PEOPLE. Your employees have inquiring minds.  You hire the best and brightest throughout the organization because scientists don’t have a monopoly on innovation. You probably have a strong marketing team to complement R&D by identify trends and consumer issues your company can address.

YOUR EDGE: Constant innovation.

A good example of a company focused on leadership by being first is Apple. The iPod was a breakthrough in making music portable. Similarly, iTunes was the first (legal) way people could download music. The iPad made computers truly portable.

Most Trusted

This is not an approach new companies can take. It takes time to cultivate the trust of your customers.

I think this approach applies well to mature categories where innovation and new products are not seen often.

PRODUCT. Your product is probably known for quality and reliability more than innovation and your leadership is based on the quality of your products.

INNOVATION. As with Best-in-Class, your focus will be more on product development – incremental improvements, but always thoroughly tested before being made available to customers. Innovation could also focus on the operations side to develop improved ways of manufacturing to guarantee better quality.

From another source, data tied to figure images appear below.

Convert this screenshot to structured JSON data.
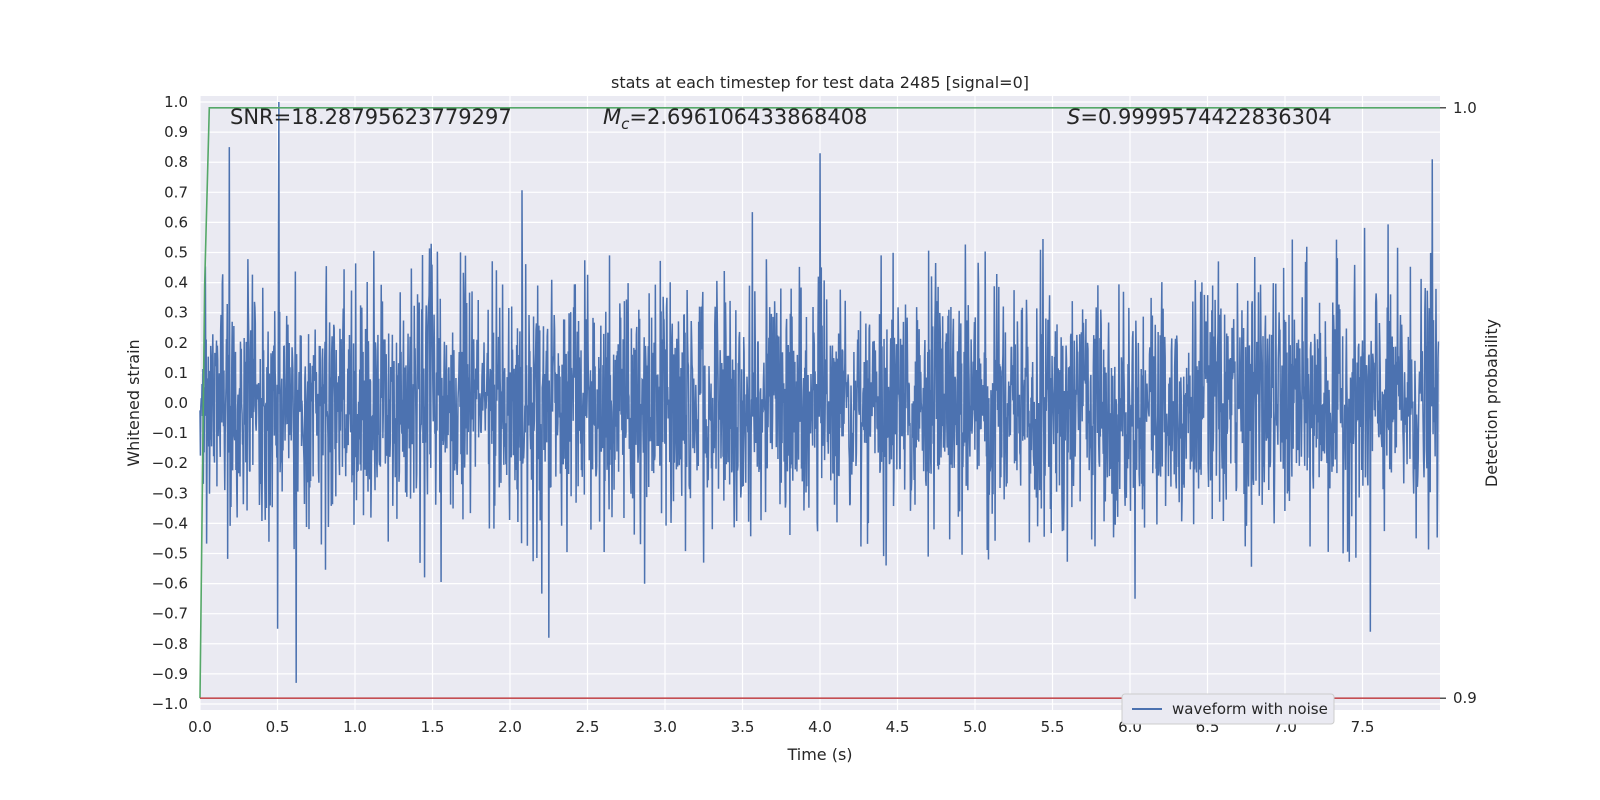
{
  "chart_data": {
    "type": "line",
    "title": "stats at each timestep for test data 2485 [signal=0]",
    "xlabel": "Time (s)",
    "ylabel": "Whitened strain",
    "ylabel_right": "Detection probability",
    "xlim": [
      0.0,
      8.0
    ],
    "ylim": [
      -1.02,
      1.02
    ],
    "ylim_right": [
      0.898,
      1.002
    ],
    "x_ticks": [
      "0.0",
      "0.5",
      "1.0",
      "1.5",
      "2.0",
      "2.5",
      "3.0",
      "3.5",
      "4.0",
      "4.5",
      "5.0",
      "5.5",
      "6.0",
      "6.5",
      "7.0",
      "7.5"
    ],
    "x_tick_values": [
      0.0,
      0.5,
      1.0,
      1.5,
      2.0,
      2.5,
      3.0,
      3.5,
      4.0,
      4.5,
      5.0,
      5.5,
      6.0,
      6.5,
      7.0,
      7.5
    ],
    "y_ticks": [
      "1.0",
      "0.9",
      "0.8",
      "0.7",
      "0.6",
      "0.5",
      "0.4",
      "0.3",
      "0.2",
      "0.1",
      "0.0",
      "−0.1",
      "−0.2",
      "−0.3",
      "−0.4",
      "−0.5",
      "−0.6",
      "−0.7",
      "−0.8",
      "−0.9",
      "−1.0"
    ],
    "y_tick_values": [
      1.0,
      0.9,
      0.8,
      0.7,
      0.6,
      0.5,
      0.4,
      0.3,
      0.2,
      0.1,
      0.0,
      -0.1,
      -0.2,
      -0.3,
      -0.4,
      -0.5,
      -0.6,
      -0.7,
      -0.8,
      -0.9,
      -1.0
    ],
    "y_ticks_right": [
      "1.0",
      "0.9"
    ],
    "y_tick_values_right": [
      1.0,
      0.9
    ],
    "grid": true,
    "legend_position": "lower-right",
    "annotations": {
      "snr": "SNR=18.28795623779297",
      "mc_symbol": "M",
      "mc_sub": "c",
      "mc_value": "=2.696106433868408",
      "s_symbol": "S",
      "s_value": "=0.9999574422836304"
    },
    "series": [
      {
        "name": "waveform with noise",
        "color": "#4c72b0",
        "description": "noisy whitened strain, approx. range -0.93 to 1.0",
        "peaks": [
          {
            "x": 0.51,
            "y": 1.0
          },
          {
            "x": 0.19,
            "y": 0.85
          },
          {
            "x": 4.0,
            "y": 0.83
          },
          {
            "x": 7.95,
            "y": 0.81
          },
          {
            "x": 0.62,
            "y": -0.93
          },
          {
            "x": 0.5,
            "y": -0.75
          },
          {
            "x": 2.25,
            "y": -0.78
          },
          {
            "x": 7.55,
            "y": -0.76
          }
        ]
      },
      {
        "color": "#55a868",
        "axis": "right",
        "x": [
          0.0,
          0.03,
          0.06,
          0.1,
          8.0
        ],
        "values": [
          0.9,
          0.97,
          1.0,
          1.0,
          1.0
        ]
      },
      {
        "color": "#c44e52",
        "axis": "right",
        "x": [
          0.0,
          8.0
        ],
        "values": [
          0.9,
          0.9
        ]
      }
    ]
  }
}
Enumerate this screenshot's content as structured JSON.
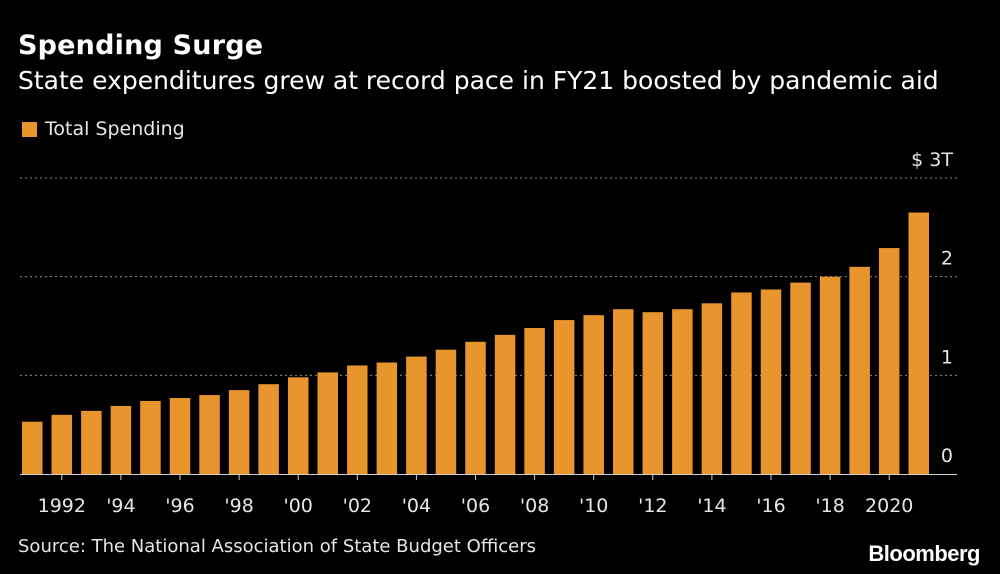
{
  "header": {
    "title": "Spending Surge",
    "subtitle": "State expenditures grew at record pace in FY21 boosted by pandemic aid"
  },
  "footer": {
    "source": "Source: The National Association of State Budget Officers",
    "brand": "Bloomberg"
  },
  "chart_data": {
    "type": "bar",
    "title": "Spending Surge",
    "subtitle": "State expenditures grew at record pace in FY21 boosted by pandemic aid",
    "xlabel": "",
    "ylabel": "",
    "bar_color": "#E8952E",
    "grid": true,
    "grid_color": "#8a8a8a",
    "legend_position": "top-left",
    "ylim": [
      0,
      3
    ],
    "y_unit": "trillion USD",
    "y_ticks": [
      {
        "value": 0,
        "label": "0"
      },
      {
        "value": 1,
        "label": "1"
      },
      {
        "value": 2,
        "label": "2"
      },
      {
        "value": 3,
        "label": "$ 3T"
      }
    ],
    "x_tick_labels": [
      {
        "year": 1992,
        "label": "1992"
      },
      {
        "year": 1994,
        "label": "'94"
      },
      {
        "year": 1996,
        "label": "'96"
      },
      {
        "year": 1998,
        "label": "'98"
      },
      {
        "year": 2000,
        "label": "'00"
      },
      {
        "year": 2002,
        "label": "'02"
      },
      {
        "year": 2004,
        "label": "'04"
      },
      {
        "year": 2006,
        "label": "'06"
      },
      {
        "year": 2008,
        "label": "'08"
      },
      {
        "year": 2010,
        "label": "'10"
      },
      {
        "year": 2012,
        "label": "'12"
      },
      {
        "year": 2014,
        "label": "'14"
      },
      {
        "year": 2016,
        "label": "'16"
      },
      {
        "year": 2018,
        "label": "'18"
      },
      {
        "year": 2020,
        "label": "2020"
      }
    ],
    "categories": [
      1991,
      1992,
      1993,
      1994,
      1995,
      1996,
      1997,
      1998,
      1999,
      2000,
      2001,
      2002,
      2003,
      2004,
      2005,
      2006,
      2007,
      2008,
      2009,
      2010,
      2011,
      2012,
      2013,
      2014,
      2015,
      2016,
      2017,
      2018,
      2019,
      2020,
      2021
    ],
    "series": [
      {
        "name": "Total Spending",
        "values": [
          0.53,
          0.6,
          0.64,
          0.69,
          0.74,
          0.77,
          0.8,
          0.85,
          0.91,
          0.98,
          1.03,
          1.1,
          1.13,
          1.19,
          1.26,
          1.34,
          1.41,
          1.48,
          1.56,
          1.61,
          1.67,
          1.64,
          1.67,
          1.73,
          1.84,
          1.87,
          1.94,
          2.0,
          2.1,
          2.29,
          2.65
        ]
      }
    ]
  }
}
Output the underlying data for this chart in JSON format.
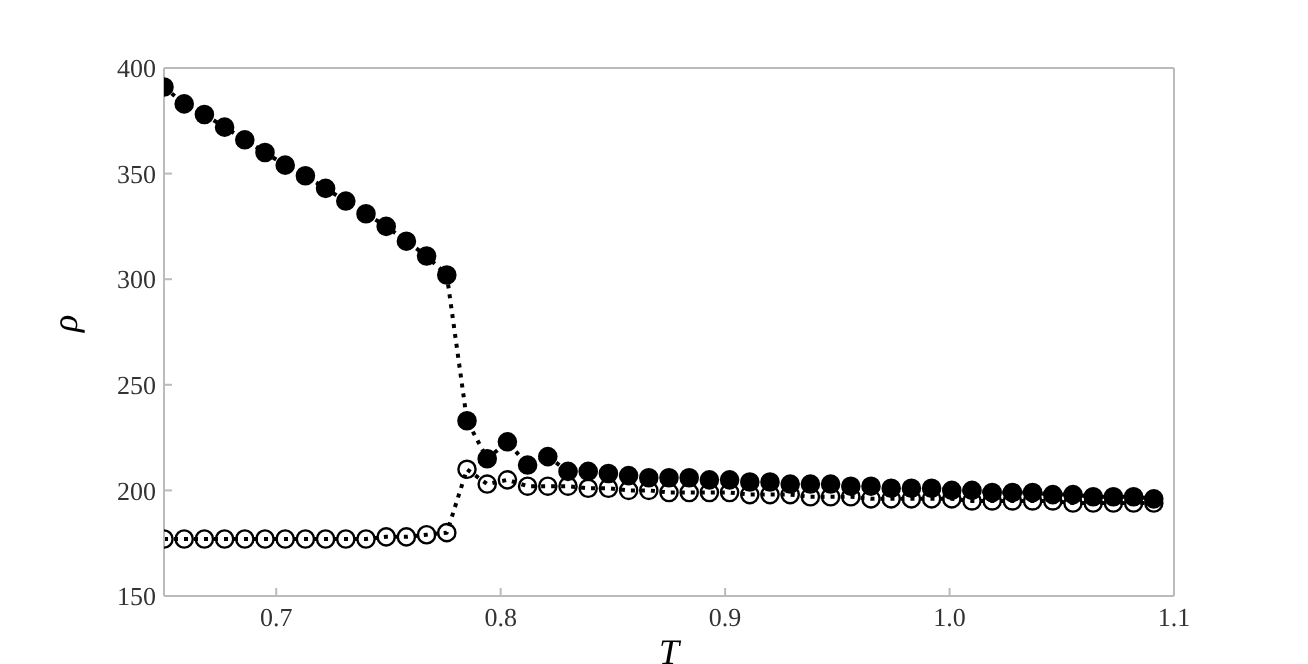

PROFITABILITY. Don’t be afraid to charge a very high price at launch. Pricing will only go down as competitors try to imitate you. For trend setters, money is no object; having the latest thing is everything to them.  Maintain a premium to competitors’ entries at all times.

SELLING. Remind people about your reputation for quality. Position your product as a safe purchase because your product is more reliable than your competitors’. Showing off awards for product quality can help.

PEOPLE. Your employees reflect your trustworthiness in the market. They’re not the best nor the brightest, but they take pride in their work.

YOUR EDGE: Your reputation. Being around longer than your competitors. Very few complaints.

For a variety of reasons, I’m using IBM as an example of a company with product leadership on the basis of being a trusted brand. They weren’t seen as the innovators in computer hardware (that was Apple). They’ve moved on from focusing on products to being a service provider.  They certainly are not the lowest-priced provider of software services, but they are one of the most trusted, In the world of information technology it’s said, “No one ever got fired for buying IBM”.